I wish I knew how long they kept me like that. I was dosed up to the eyeballs with god knows what. Anything that would keep me quiet, by the feel of it. I drifted in and out of consciousness, and when they let me up out of the bed, I ended up face planting the floor more often than not.

“It’s for the safety of the other patients here, Mr. Morgan,” I was told every time I asked; “you were a danger to the health and safety of the unit. You panicked a lot of people the other day with your accusations. You’re safe here, but until you believe that and behave, we have to keep you sedated, okay?”

“I’m sure I didn’t sign up for this,” I mumbled. My only reply was another injection of something into my IV.

I was so heavily sedated most of the time that I was allowed out of my room on my own – they weren’t worried about me kicking off again, not in that sort of state. I was like a fucking zombie, just less murderous than the ones they were breeding and killing off in this unit. I saw it. I wasn’t anywhere near the normal wards anymore; this was where the patients who were a real danger went. I wasn’t the kind of danger they had designed this unit for, but they stuck me there anyway. They were more lax about what I saw here.

It was like watching it all through a window, though, or watching a movie. I was totally detached from it. I shuffled through the corridors from one room to another just to pass the time, seeing patients that were infected, rotting away in their beds, lumps of flesh hanging off them, their eyes blood shot. Some of them were just infected and dying. Some of them had died and come back, and were chained to their beds, locked up in their rooms. Orderlies in this unit wore those biohazard suits, carrying around trays of test tubes filled with lumps of gray flesh.

I didn’t get any sort of protection, no biohazard suit for me. No, I was alright to just wander around in my hospital pajamas. Because I felt so detached from what was going on around me, I pretended that I was in a horror film set. I was just an extra with no lines, and all I had to do was stay out of the way and wait for the nurses to come and look after me.

Only… only one day they stopped coming to look after me. I waited and waited for them, because I wasn’t allowed to leave my room when it was dark. The lights were off in my room, but the hall lights were on. It was odd, but I didn’t think much of it beyond wondering whether I was okay to leave my room or not.

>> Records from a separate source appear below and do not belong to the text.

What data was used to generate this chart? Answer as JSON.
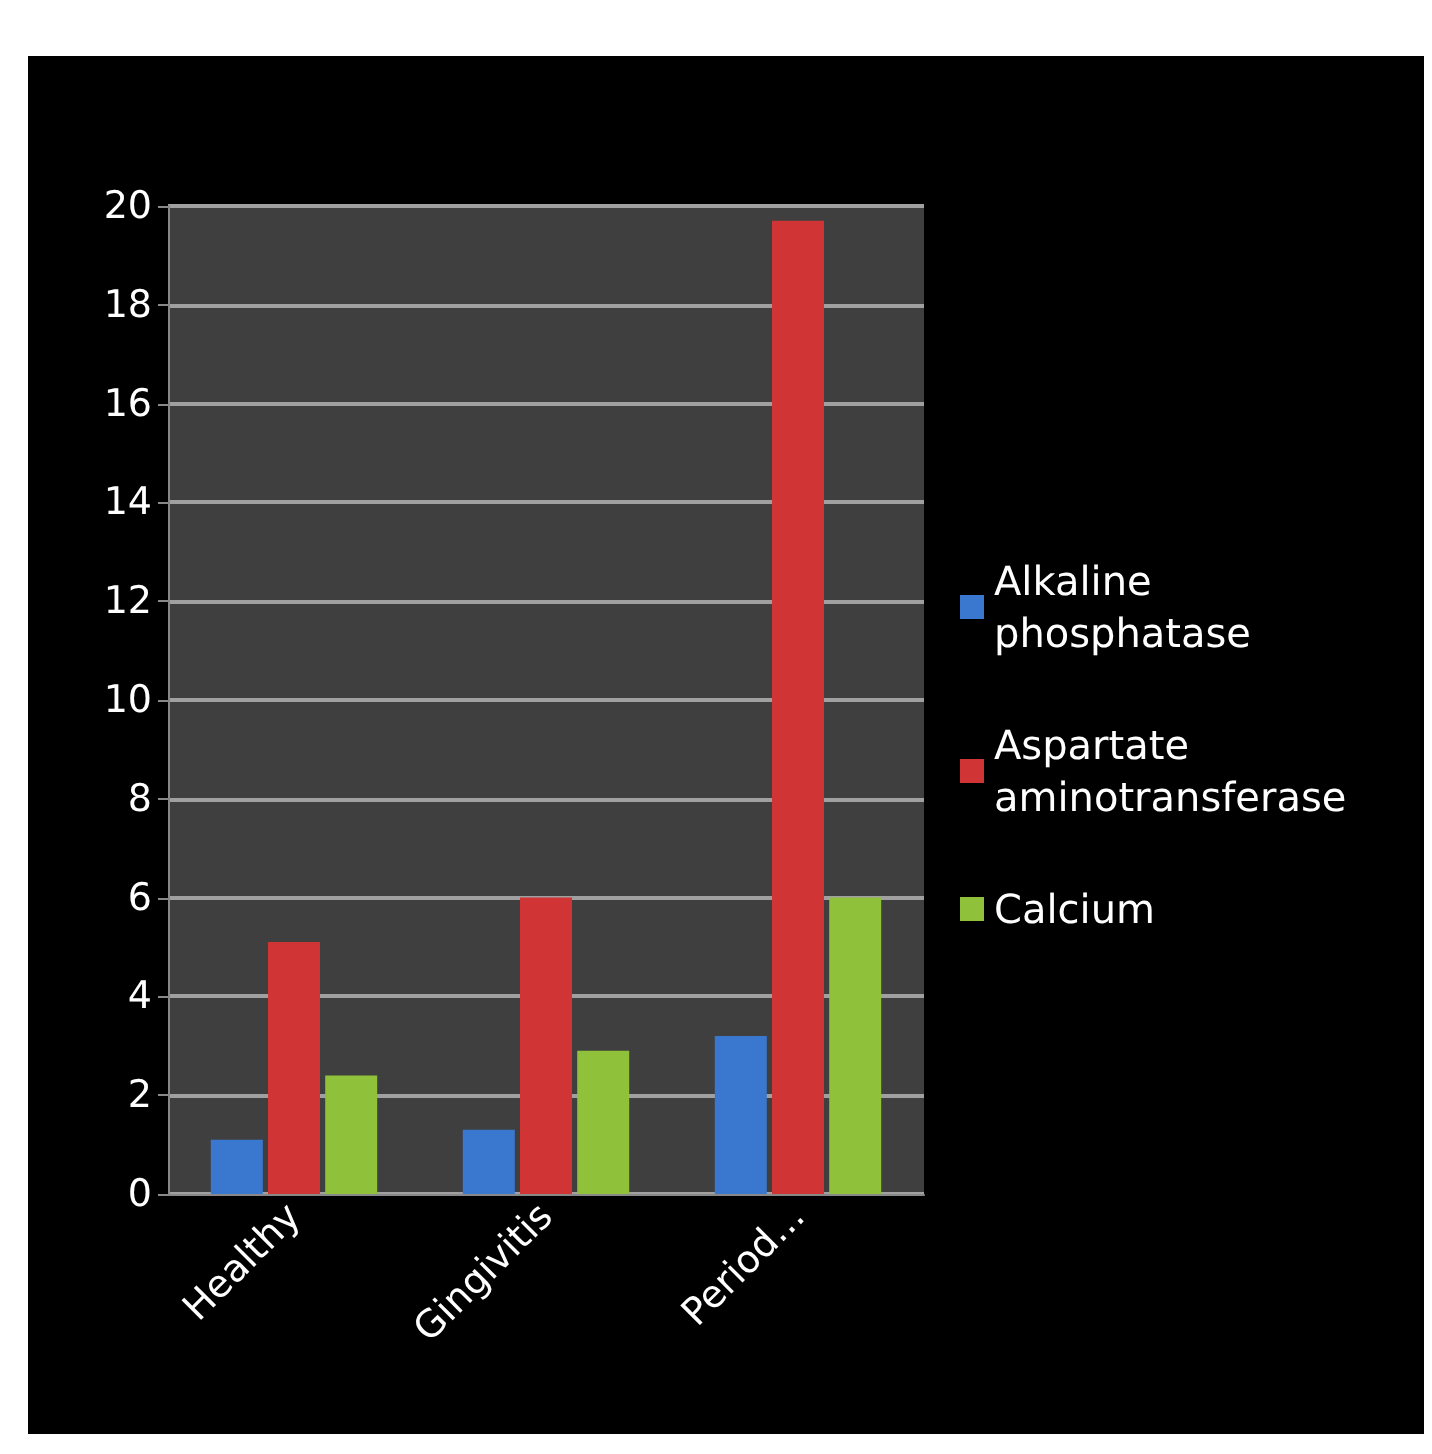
{
  "chart_data": {
    "type": "bar",
    "categories": [
      "Healthy",
      "Gingivitis",
      "Period..."
    ],
    "series": [
      {
        "name": "Alkaline phosphatase",
        "color": "#3a78d0",
        "values": [
          1.1,
          1.3,
          3.2
        ]
      },
      {
        "name": "Aspartate aminotransferase",
        "color": "#d03434",
        "values": [
          5.1,
          6.0,
          19.7
        ]
      },
      {
        "name": "Calcium",
        "color": "#8fc23a",
        "values": [
          2.4,
          2.9,
          6.0
        ]
      }
    ],
    "ylim": [
      0,
      20
    ],
    "yticks": [
      0,
      2,
      4,
      6,
      8,
      10,
      12,
      14,
      16,
      18,
      20
    ],
    "grid": "y",
    "legend": "right"
  }
}
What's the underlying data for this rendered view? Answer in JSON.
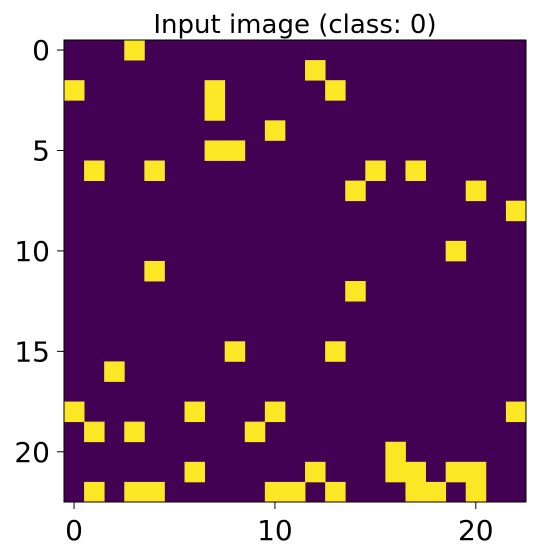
{
  "chart_data": {
    "type": "heatmap",
    "title": "Input image (class: 0)",
    "xlabel": "",
    "ylabel": "",
    "rows": 23,
    "cols": 23,
    "xlim": [
      -0.5,
      22.5
    ],
    "ylim": [
      22.5,
      -0.5
    ],
    "x_ticks": [
      0,
      10,
      20
    ],
    "y_ticks": [
      0,
      5,
      10,
      15,
      20
    ],
    "values": [
      0,
      1
    ],
    "colors": {
      "0": "#440154",
      "1": "#fde725"
    },
    "on_cells": [
      [
        0,
        3
      ],
      [
        1,
        12
      ],
      [
        2,
        0
      ],
      [
        2,
        7
      ],
      [
        2,
        13
      ],
      [
        3,
        7
      ],
      [
        4,
        10
      ],
      [
        5,
        7
      ],
      [
        5,
        8
      ],
      [
        6,
        1
      ],
      [
        6,
        4
      ],
      [
        6,
        15
      ],
      [
        6,
        17
      ],
      [
        7,
        14
      ],
      [
        7,
        20
      ],
      [
        8,
        22
      ],
      [
        10,
        19
      ],
      [
        11,
        4
      ],
      [
        12,
        14
      ],
      [
        15,
        8
      ],
      [
        15,
        13
      ],
      [
        16,
        2
      ],
      [
        18,
        0
      ],
      [
        18,
        6
      ],
      [
        18,
        10
      ],
      [
        18,
        22
      ],
      [
        19,
        1
      ],
      [
        19,
        3
      ],
      [
        19,
        9
      ],
      [
        20,
        16
      ],
      [
        21,
        6
      ],
      [
        21,
        12
      ],
      [
        21,
        16
      ],
      [
        21,
        17
      ],
      [
        21,
        19
      ],
      [
        21,
        20
      ],
      [
        22,
        1
      ],
      [
        22,
        3
      ],
      [
        22,
        4
      ],
      [
        22,
        10
      ],
      [
        22,
        11
      ],
      [
        22,
        13
      ],
      [
        22,
        17
      ],
      [
        22,
        18
      ],
      [
        22,
        20
      ]
    ]
  }
}
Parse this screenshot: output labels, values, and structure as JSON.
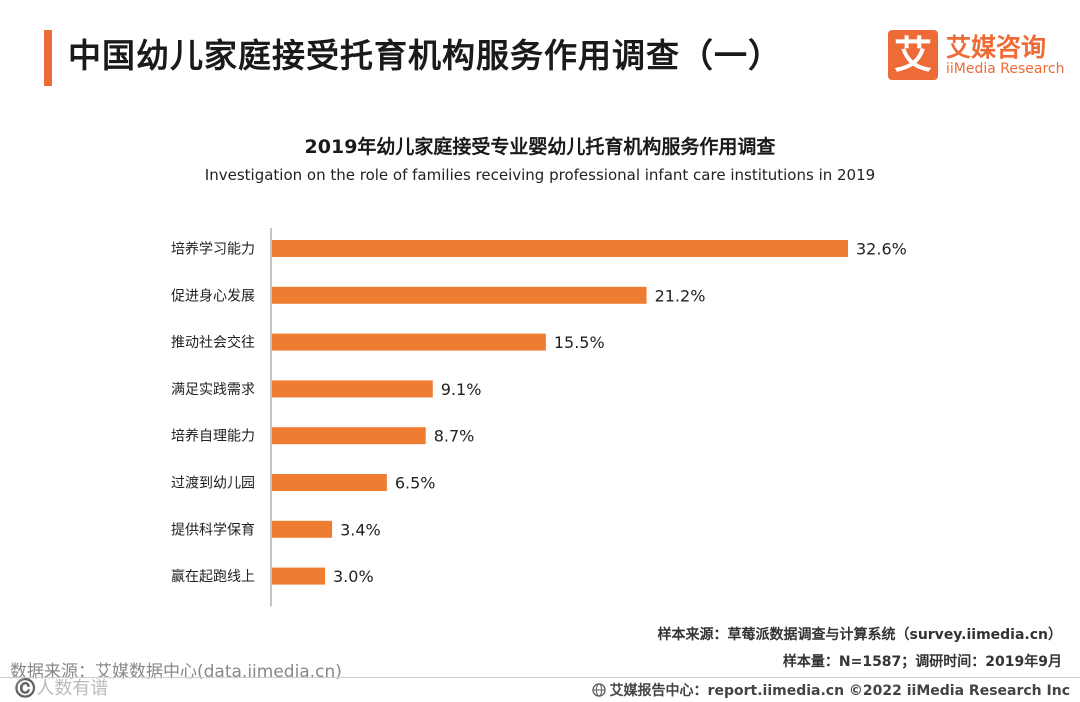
{
  "page": {
    "title": "中国幼儿家庭接受托育机构服务作用调查（一）"
  },
  "logo": {
    "mark": "艾",
    "cn": "艾媒咨询",
    "en": "iiMedia Research"
  },
  "chart_data": {
    "type": "bar",
    "orientation": "horizontal",
    "title": "2019年幼儿家庭接受专业婴幼儿托育机构服务作用调查",
    "subtitle": "Investigation on the role of families receiving professional infant care institutions in 2019",
    "categories": [
      "培养学习能力",
      "促进身心发展",
      "推动社会交往",
      "满足实践需求",
      "培养自理能力",
      "过渡到幼儿园",
      "提供科学保育",
      "赢在起跑线上"
    ],
    "values": [
      32.6,
      21.2,
      15.5,
      9.1,
      8.7,
      6.5,
      3.4,
      3.0
    ],
    "value_labels": [
      "32.6%",
      "21.2%",
      "15.5%",
      "9.1%",
      "8.7%",
      "6.5%",
      "3.4%",
      "3.0%"
    ],
    "unit": "%",
    "xlim": [
      0,
      32.6
    ],
    "bar_color": "#ee7d31"
  },
  "notes": {
    "source": "样本来源：草莓派数据调查与计算系统（survey.iimedia.cn）",
    "sample": "样本量：N=1587；调研时间：2019年9月"
  },
  "data_source": "数据来源：艾媒数据中心(data.iimedia.cn)",
  "watermark": "©️人数有谱",
  "footer": {
    "globe_icon": "globe-icon",
    "text": "艾媒报告中心：report.iimedia.cn  ©2022  iiMedia Research  Inc"
  },
  "colors": {
    "accent": "#ee6a37",
    "bar": "#ee7d31"
  }
}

There was this weird noise. It felt like there were pillows over my ears or something – I couldn’t quite make out what it was. Like fireworks or something maybe. I wobbled my way over to the door to find it locked. The IV in my arm tugged as I shook the door handle sluggishly. Glancing around, I saw the drip bag was almost empty. Why weren’t they here? It needed changing, didn’t it? I knocked on the door.

“Anyone?” I croaked. I hadn’t heard the sound of my own voice in what felt like months. I hadn’t needed to speak. I hadn’t felt like it either.

What was that noise? It was gonna do my fucking head in. It was familiar to me. Something I’d heard countless times in the last ten years or so.

It was getting louder and louder and louder until it was right outside my door. I stepped back, my heart beginning to pick up the pace, despite there still being an ungodly amount of drugs in my system. I slid the IV needle out of my arm, barely noticing the blood that dripped out with it.


Gun fire. That's what I was hearing. And now it was in the corridor. All that stood between me and a bullet in my brain was a locked door. Unconsciously, I started holding my breath. I didn't know why they were shooting inside, but I knew it couldn't be good and my instincts were screaming at me to find somewhere to hide.


There was a little bathroom type thing attached to my room.


Muffled groans and shouts and the thud of someone trying to get into my room filled my ears as I shuffled backwards into the bathroom. There was nowhere near as much adrenaline in my veins as there should've been. Fight or flight had kicked in, but I was so sleepy and slow that if my door hadn't been locked, I'd have probably died in there that day.

I locked the bathroom door and slid down to the floor, my hands over my ears, trying to drown out the horrible sounds in the corridor.